Type ChallengesVue Basic Props
题目
This challenge continues from 6 - Simple Vue, you should finish that one first, and modify your code based on it to start this challenge.
In addition to the Simple Vue, we are now having a new props field in the options. This is a simplified version of Vue's props option. Here are some of the rules.
props is an object containing each field as the key of the real props injected into this. The injected props will be accessible in all the context including data, computed, and methods.
A prop will be defined either by a constructor or an object with a type field containing constructor(s).
For example
props: {
foo: Boolean;
}
// or
props: {
foo: {
type: Boolean;
}
}should be inferred to type Props = { foo: boolean }.
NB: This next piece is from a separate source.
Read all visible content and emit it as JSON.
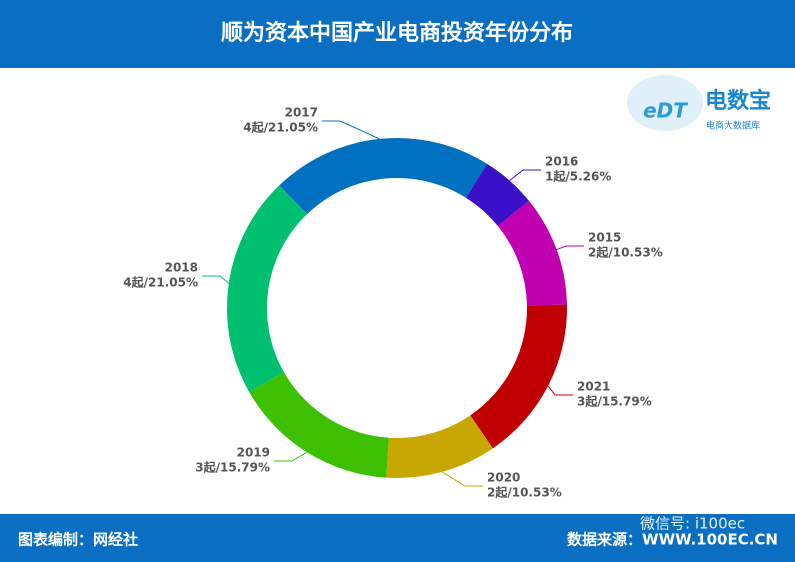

When passing multiple constructors, the type should be inferred to a union.
props: {
foo: {
type: [Boolean, Number, String];
}
}
// -->
type Props = { foo: boolean | number | string };When an empty object is passed, the key should be inferred to any.
For more specified cases, check out the Test Cases section.
required,default, and array props in Vue are not considered in this challenge.
解答
type InferComputed<C extends Record<string, any>> = {
[K in keyof C]: ReturnType<C[K]>;
};
type Prop<T = any> = PropType<T> | { type?: PropType<T> };
type PropType<T> = PropConstructor<T> | PropConstructor<T>[];
type PropConstructor<T = any> =
| { new (...args: any[]): T & object }
| { (): T };
type InferPropType<P> = P extends Prop<infer T>
? unknown extends T
? any
: T
: any;
type InferProps<P extends Record<string, any>> = {
[K in keyof P]: InferPropType<P[K]>;
};
declare function VueBasicProps<
P,
D,
C extends Record<string, any>,
M,
Props = InferProps<P>
>(options: {
props?: P;
data(this: Props): D;
computed: C & ThisType<Props & D & InferComputed<C> & M>;
methods: M & ThisType<Props & D & InferComputed<C> & M>;
}): Props & D & InferComputed<C> & M;